Exporters are establishing trade in USDT despite capital controls, and Chinese hardware manufacturers are providing global mining infrastructure.

Hong Kong’s liquidity announcement is significant because it expands the channel through which Chinese capital can access crypto markets legally.

Licensed platforms that connect to the order books of Binance or Kraken provide mainland investors with offshore routes that look less like evasion and more like regulatory arbitrage.

The perception that “China” competes in crypto is intensifying not because Beijing lifted its ban, but because Hong Kong has built a complete alternative that achieves similar market access through a different legal architecture.

Trump campaigned to make America the crypto capital, framing the issue as a binary competition for primacy.

His remarks treat China as a unitary actor, when in reality, the country involves legal divisions, state versus private initiatives, and retail bans coexisting with institutional access.

But the core concern remains: China maintains many positions in crypto despite its domestic ban.

The competitive landscape that Trump describes exists, but it does not take the form that most assume.

The mainland ban remains intact.
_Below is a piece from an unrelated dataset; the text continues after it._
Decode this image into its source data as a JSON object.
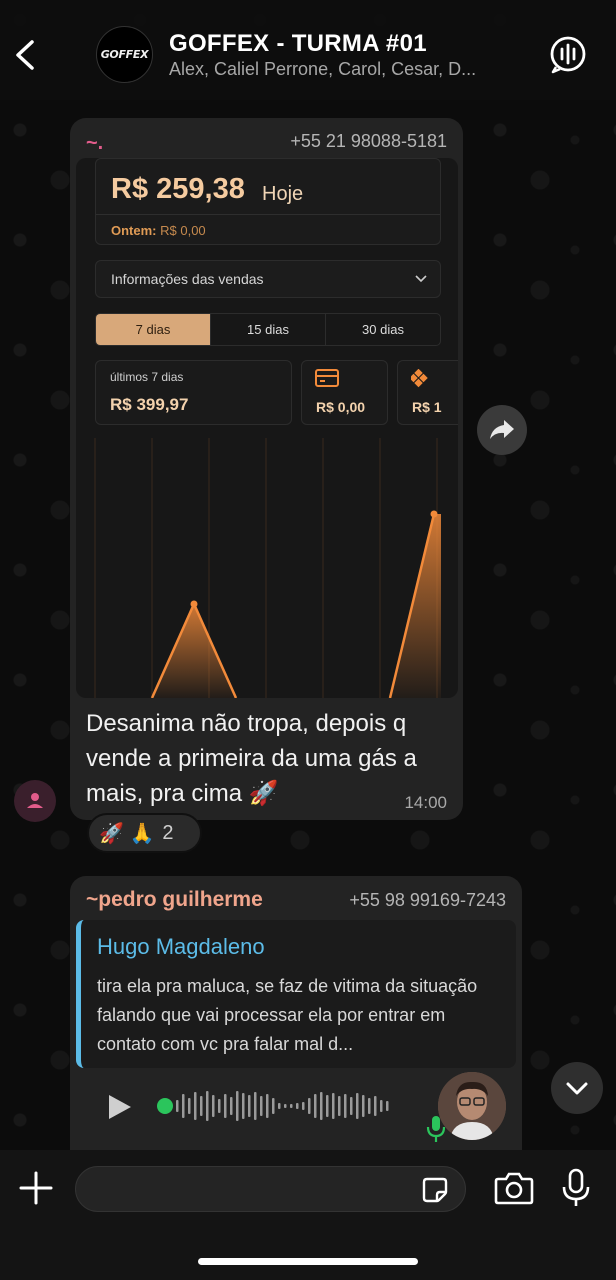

The threat comes from Hong Kong’s licensed alternative, Beijing’s CBDC infrastructure, and exporters using stablecoins, rather than from a sudden Chinese adoption of decentralized finance.

What Trump called “getting into this very big” is less a change in policy than a recognition that China has found ways to participate in the crypto markets without legalizing the activity that its regulators fear most, which is uncontrolled sales speculation in assets without permission.